No meu caso, como autora, alguns escritos guardam a memória de sua manufatura. Escritos à mão repetidamente, tornam-se sigilos que podem ser rompidos pela leitura atenta. Este é o caso de “Bênção”, no qual está preservada a memória de me dirigir a algum interlocutor que criticara minha dor. Talvez o sofrimento, que hoje internalizo e compartimentalizo em escaninhos com sistema autoral de identificação tão precário que infartaria alguns bibliotecários, nessa época fosse mais escandaloso. Ou, talvez, eu buscasse suporte ou empatia. Não tive nessa ocasião com essa interlocutora. Apesar da anotação do amigo Max sobre a ternura dos primeiros versos, essa ternura retém uma dor de não me sentir acolhida por alguém que me era caro.
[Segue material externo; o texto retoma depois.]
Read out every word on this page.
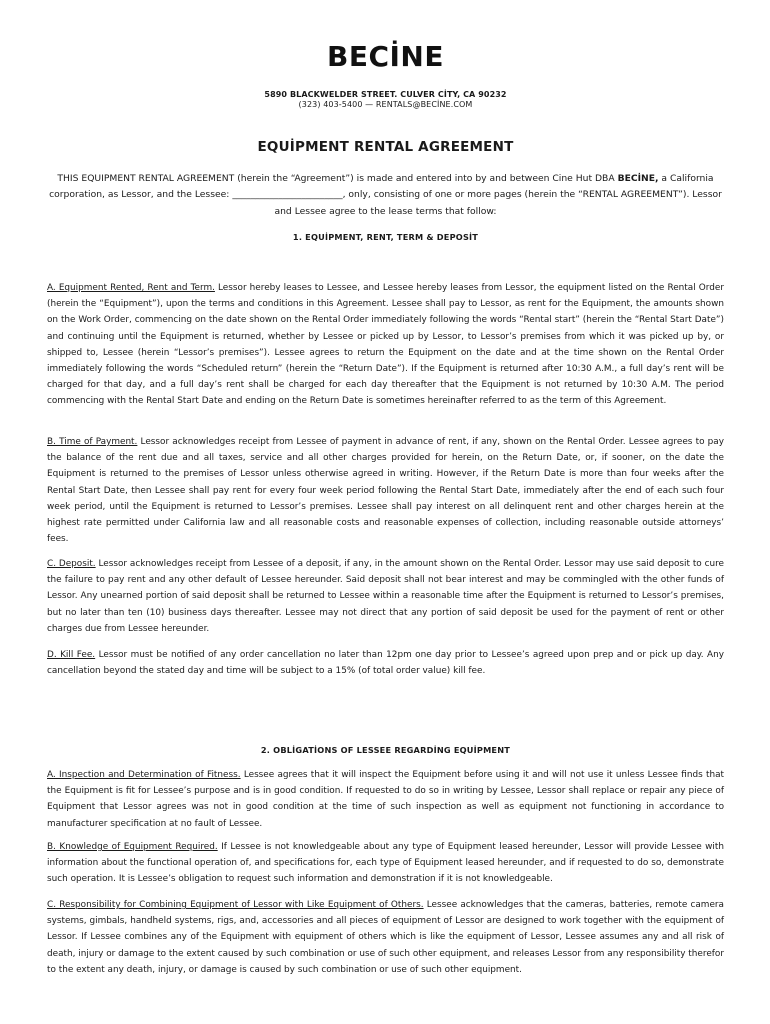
BECİNE
5890 BLACKWELDER STREET. CULVER CİTY, CA 90232
(323) 403-5400 — RENTALS@BECİNE.COM
EQUİPMENT RENTAL AGREEMENT
THIS EQUIPMENT RENTAL AGREEMENT (herein the “Agreement”) is made and entered into by and between Cine Hut DBA BECİNE, a California corporation, as Lessor, and the Lessee: ________________________, only, consisting of one or more pages (herein the “RENTAL AGREEMENT”). Lessor and Lessee agree to the lease terms that follow:
1. EQUİPMENT, RENT, TERM & DEPOSİT
A. Equipment Rented, Rent and Term. Lessor hereby leases to Lessee, and Lessee hereby leases from Lessor, the equipment listed on the Rental Order (herein the “Equipment”), upon the terms and conditions in this Agreement. Lessee shall pay to Lessor, as rent for the Equipment, the amounts shown on the Work Order, commencing on the date shown on the Rental Order immediately following the words “Rental start” (herein the “Rental Start Date”) and continuing until the Equipment is returned, whether by Lessee or picked up by Lessor, to Lessor’s premises from which it was picked up by, or shipped to, Lessee (herein “Lessor’s premises”). Lessee agrees to return the Equipment on the date and at the time shown on the Rental Order immediately following the words “Scheduled return” (herein the “Return Date”). If the Equipment is returned after 10:30 A.M., a full day’s rent will be charged for that day, and a full day’s rent shall be charged for each day thereafter that the Equipment is not returned by 10:30 A.M. The period commencing with the Rental Start Date and ending on the Return Date is sometimes hereinafter referred to as the term of this Agreement.
B. Time of Payment. Lessor acknowledges receipt from Lessee of payment in advance of rent, if any, shown on the Rental Order. Lessee agrees to pay the balance of the rent due and all taxes, service and all other charges provided for herein, on the Return Date, or, if sooner, on the date the Equipment is returned to the premises of Lessor unless otherwise agreed in writing. However, if the Return Date is more than four weeks after the Rental Start Date, then Lessee shall pay rent for every four week period following the Rental Start Date, immediately after the end of each such four week period, until the Equipment is returned to Lessor’s premises. Lessee shall pay interest on all delinquent rent and other charges herein at the highest rate permitted under California law and all reasonable costs and reasonable expenses of collection, including reasonable outside attorneys’ fees.
C. Deposit. Lessor acknowledges receipt from Lessee of a deposit, if any, in the amount shown on the Rental Order. Lessor may use said deposit to cure the failure to pay rent and any other default of Lessee hereunder. Said deposit shall not bear interest and may be commingled with the other funds of Lessor. Any unearned portion of said deposit shall be returned to Lessee within a reasonable time after the Equipment is returned to Lessor’s premises, but no later than ten (10) business days thereafter. Lessee may not direct that any portion of said deposit be used for the payment of rent or other charges due from Lessee hereunder.
D. Kill Fee. Lessor must be notified of any order cancellation no later than 12pm one day prior to Lessee’s agreed upon prep and or pick up day. Any cancellation beyond the stated day and time will be subject to a 15% (of total order value) kill fee.
2. OBLİGATİONS OF LESSEE REGARDİNG EQUİPMENT
A. Inspection and Determination of Fitness. Lessee agrees that it will inspect the Equipment before using it and will not use it unless Lessee finds that the Equipment is fit for Lessee’s purpose and is in good condition. If requested to do so in writing by Lessee, Lessor shall replace or repair any piece of Equipment that Lessor agrees was not in good condition at the time of such inspection as well as equipment not functioning in accordance to manufacturer specification at no fault of Lessee.
B. Knowledge of Equipment Required. If Lessee is not knowledgeable about any type of Equipment leased hereunder, Lessor will provide Lessee with information about the functional operation of, and specifications for, each type of Equipment leased hereunder, and if requested to do so, demonstrate such operation. It is Lessee’s obligation to request such information and demonstration if it is not knowledgeable.
C. Responsibility for Combining Equipment of Lessor with Like Equipment of Others. Lessee acknowledges that the cameras, batteries, remote camera systems, gimbals, handheld systems, rigs, and, accessories and all pieces of equipment of Lessor are designed to work together with the equipment of Lessor. If Lessee combines any of the Equipment with equipment of others which is like the equipment of Lessor, Lessee assumes any and all risk of death, injury or damage to the extent caused by such combination or use of such other equipment, and releases Lessor from any responsibility therefor to the extent any death, injury, or damage is caused by such combination or use of such other equipment.
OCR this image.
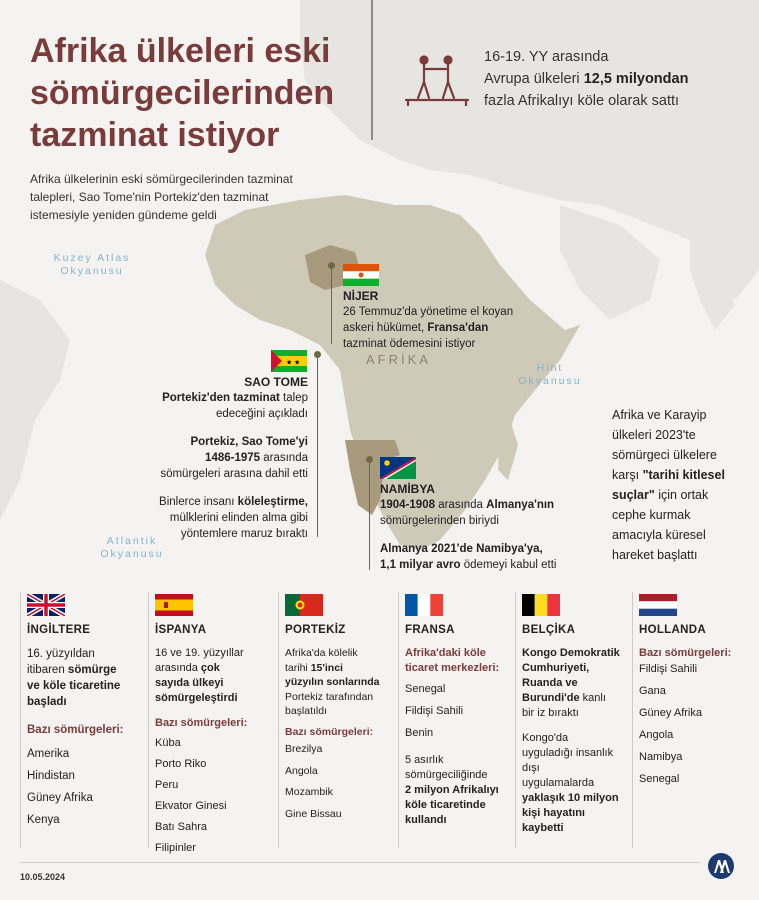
Afrika ülkeleri eski sömürgecilerinden tazminat istiyor
Afrika ülkelerinin eski sömürgecilerinden tazminat talepleri, Sao Tome'nin Portekiz'den tazminat istemesiyle yeniden gündeme geldi
16-19. YY arasında
Avrupa ülkeleri 12,5 milyondan
fazla Afrikalıyı köle olarak sattı
Kuzey Atlas
Okyanusu
Hint
Okyanusu
Atlantik
Okyanusu
AFRİKA
NİJER
26 Temmuz'da yönetime el koyan
askeri hükümet, Fransa'dan
tazminat ödemesini istiyor
★ ★
SAO TOME
Portekiz'den tazminat talep
edeceğini açıkladı
Portekiz, Sao Tome'yi
1486-1975 arasında
sömürgeleri arasına dahil etti
Binlerce insanı köleleştirme,
mülklerini elinden alma gibi
yöntemlere maruz bıraktı
NAMİBYA
1904-1908 arasında Almanya'nın
sömürgelerinden biriydi
Almanya 2021'de Namibya'ya,
1,1 milyar avro ödemeyi kabul etti
Afrika ve Karayip
ülkeleri 2023'te
sömürgeci ülkelere
karşı "tarihi kitlesel
suçlar" için ortak
cephe kurmak
amacıyla küresel
hareket başlattı
İNGİLTERE
16. yüzyıldan
itibaren sömürge
ve köle ticaretine
başladı
Bazı sömürgeleri:
Amerika
Hindistan
Güney Afrika
Kenya
İSPANYA
16 ve 19. yüzyıllar
arasında çok
sayıda ülkeyi
sömürgeleştirdi
Bazı sömürgeleri:
Küba
Porto Riko
Peru
Ekvator Ginesi
Batı Sahra
Filipinler
PORTEKİZ
Afrika'da kölelik
tarihi 15'inci
yüzyılın sonlarında
Portekiz tarafından
başlatıldı
Bazı sömürgeleri:
Brezilya
Angola
Mozambik
Gine Bissau
FRANSA
Afrika'daki köle
ticaret merkezleri:
Senegal
Fildişi Sahili
Benin
5 asırlık
sömürgeciliğinde
2 milyon Afrikalıyı
köle ticaretinde
kullandı
BELÇİKA
Kongo Demokratik
Cumhuriyeti,
Ruanda ve
Burundi'de kanlı
bir iz bıraktı
Kongo'da
uyguladığı insanlık
dışı
uygulamalarda
yaklaşık 10 milyon
kişi hayatını
kaybetti
HOLLANDA
Bazı sömürgeleri:
Fildişi Sahili
Gana
Güney Afrika
Angola
Namibya
Senegal
10.05.2024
A ternura preserva a imagem desta pessoa, mas eu sei que a superioridade moral a ela creditada tem uma acidez, corrosiva o bastante para que eu não me lembre de quem se trata.

Poesia, Imagem e o Processamento Autista
Neste empreendimento de analisar minha expressão e comunicação autista, especialmente pela poesia, considerando que o senso comum determina que autistas não compreendem poesia ou metáforas, desenvolvi minhas próprias teorias. Ora, poesia é imagem. A poesia comunica de forma sintética o que um milhão de palavras não diriam com a mesma precisão. É, de certo modo, a linguagem do sonho, onde presumo que meu cérebro de processamento imparável continue seu esforço Hercúleo para me regular por meio de imagens e narrativas. Logo, me parece lógico que o cérebro autista acesse a compreensão de uma linguagem que é visual por excelência.
Mas analisemos o poema tecnicamente, na tentativa de elucidar o processamento autista nível 1 de suporte.
A Arquitetura da Ruminação: O Soneto como Contenção
A estrutura se divide em três estrofes que funcionam como uma tese, uma antítese e uma síntese. A estrutura é clássica, o que confere um tom solene e refletido ao texto. O soneto exige uma capacidade de concisão e premeditação. Não é uma arte dolosa. O soneto é sempre cometido após muita ponderação. No caso de um autista, ruminação.
Tomando a metáfora da pérola negra do conhecimento, a forma do soneto se torna tanto a contenção de uma mágoa como sua sublimação. A linguagem formal e imagética reflete um polimento interno, uma lisura obtida por atrito, no qual a racionalização do sentimento é o abrasivo que apara e obtém o brilho sutil cabível a uma pérola. O uso de metáforas como “mar de teus olhos” e “pérola negra do conhecimento” é recorrente e não deveria espantar nenhum negacionista do autismo nível 1 de suporte, pois, são imagens aprendidas. E, a meu ver, em um cérebro que se comunica prioritariamente por imagens, é fácil construir o pressuposto de que as metáforas são figuras de linguagem mais visuais do que supõe a nossa vã filosofia.
Análise das Estrofes
Primeira Estrofe: A Bênção da Leveza
A primeira estrofe narra uma história de não acolhimento e empatia negada, como já dito. Há ainda uma grande leva de pessoas dispostas a medir o sofrimento alheio por uma escala universal, quando a empatia precisa ser calibrada de indivíduo a indivíduo, ou não é empatia, é caridade coercitiva, que impõe um modelo.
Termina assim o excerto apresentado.